In this podcast interview, Mark L. Clifford discusses his book, The Greening of Asia: The Business Case for Solving Asia’s Environmental Emergency, with National Committee President Stephen Orlins, highlighting the success China has had in bringing down the cost of renewable power, its government and industries working together with forward-looking policies and business practices to invest in cost-competitive green energy initiatives and making great strides particularly in wind and solar power.

In the months leading up to the 2015 Paris Climate Conference, China began making a series of pledges to overhaul its environmental and energy policies. To curb emissions, it announced the creation of a cap-and-trade program, restrictions on domestic coal production, and investment in renewable energy. At the Paris conference, China’s top climate negotiator expressed confidence in the measures and policies China was putting into place.

However, questions remain as to whether China’s new approach will be sufficient to curb global climate change. Despite being the world’s largest investor in green energy, China is still the world’s largest producer of greenhouses gases. Furthermore, recent allegations that China has been underreporting carbon emissions have cast doubt on China’s ability to meet its international environmental commitments.
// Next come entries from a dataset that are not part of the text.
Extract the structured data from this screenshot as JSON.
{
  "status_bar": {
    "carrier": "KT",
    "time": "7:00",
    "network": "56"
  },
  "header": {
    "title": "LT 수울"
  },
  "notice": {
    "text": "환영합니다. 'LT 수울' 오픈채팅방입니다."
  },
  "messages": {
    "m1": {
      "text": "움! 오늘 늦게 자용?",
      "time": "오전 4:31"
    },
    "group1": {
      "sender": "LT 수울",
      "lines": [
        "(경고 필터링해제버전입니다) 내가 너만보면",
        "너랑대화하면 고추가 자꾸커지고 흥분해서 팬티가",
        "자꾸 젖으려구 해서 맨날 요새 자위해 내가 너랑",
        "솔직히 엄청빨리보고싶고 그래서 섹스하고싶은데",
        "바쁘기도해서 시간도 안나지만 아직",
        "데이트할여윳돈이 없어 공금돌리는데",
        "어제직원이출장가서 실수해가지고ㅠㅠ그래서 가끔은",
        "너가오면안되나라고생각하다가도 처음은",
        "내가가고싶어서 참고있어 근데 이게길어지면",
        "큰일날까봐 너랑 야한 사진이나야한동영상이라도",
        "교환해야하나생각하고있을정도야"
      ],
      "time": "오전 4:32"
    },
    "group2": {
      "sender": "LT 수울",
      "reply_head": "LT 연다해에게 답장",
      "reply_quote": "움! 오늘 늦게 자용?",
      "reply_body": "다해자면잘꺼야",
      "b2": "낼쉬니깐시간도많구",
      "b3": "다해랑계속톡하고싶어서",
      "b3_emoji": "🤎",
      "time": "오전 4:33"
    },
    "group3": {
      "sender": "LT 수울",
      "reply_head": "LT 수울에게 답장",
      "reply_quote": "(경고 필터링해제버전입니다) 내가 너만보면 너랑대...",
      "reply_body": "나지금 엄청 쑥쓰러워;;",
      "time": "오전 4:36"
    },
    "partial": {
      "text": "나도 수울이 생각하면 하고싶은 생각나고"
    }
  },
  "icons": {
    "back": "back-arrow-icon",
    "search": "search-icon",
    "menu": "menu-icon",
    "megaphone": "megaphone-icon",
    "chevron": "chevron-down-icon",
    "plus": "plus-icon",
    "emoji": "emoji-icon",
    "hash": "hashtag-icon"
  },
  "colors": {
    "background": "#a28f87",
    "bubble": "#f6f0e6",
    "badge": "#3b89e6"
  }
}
On April 5, 2016, Mark L. Clifford, author of The Greening of Asia: The Business Case for Solving Asia’s Environmental Emergency, drew upon his latest research to outline the global and domestic context of the energy and environmental policies that China has further embraced since the 2015 Paris Climate Conference in a conversation with the National Committee in New York City.

Mark L. Clifford is the executive director of the Hong Kong-based Asia Business Council. Previously he was editor-in-chief of the South China Morning Post, publisher and editor-in-chief of The Standard, and the Asia regional editor for BusinessWeek. Mr. Clifford moved to Asia in 1987 as the Seoul correspondent for the Far Eastern Economic Review, and later served as the magazine’s business editor in Hong Kong. In addition to the Asia Business Council’s books on young Asians (Through the Eyes of Tiger Cubs: Views of Asia’s Next Generation) and on green buildings (Building Energy Efficiency: Why Green Buildings Are Key to Asia’s Future), Mr. Clifford is co-author, with former WTO Director-General Supachai Panitchpakdi, of China and the WTO: Changing China, Changing World Trade; the co-author of Meltdown: Asia’s Boom, Bust and Beyond; and the author of Troubled Tiger: Businessmen, Bureaucrats and Generals in South Korea. He graduated in history (honors) from the University of California, Berkeley and was a Walter Bagehot Fellow at Columbia University. He is a member of the Council on Foreign Relations and chairman of the editorial board of the Asian Review of Books. He has lived in Hong Kong since 1992.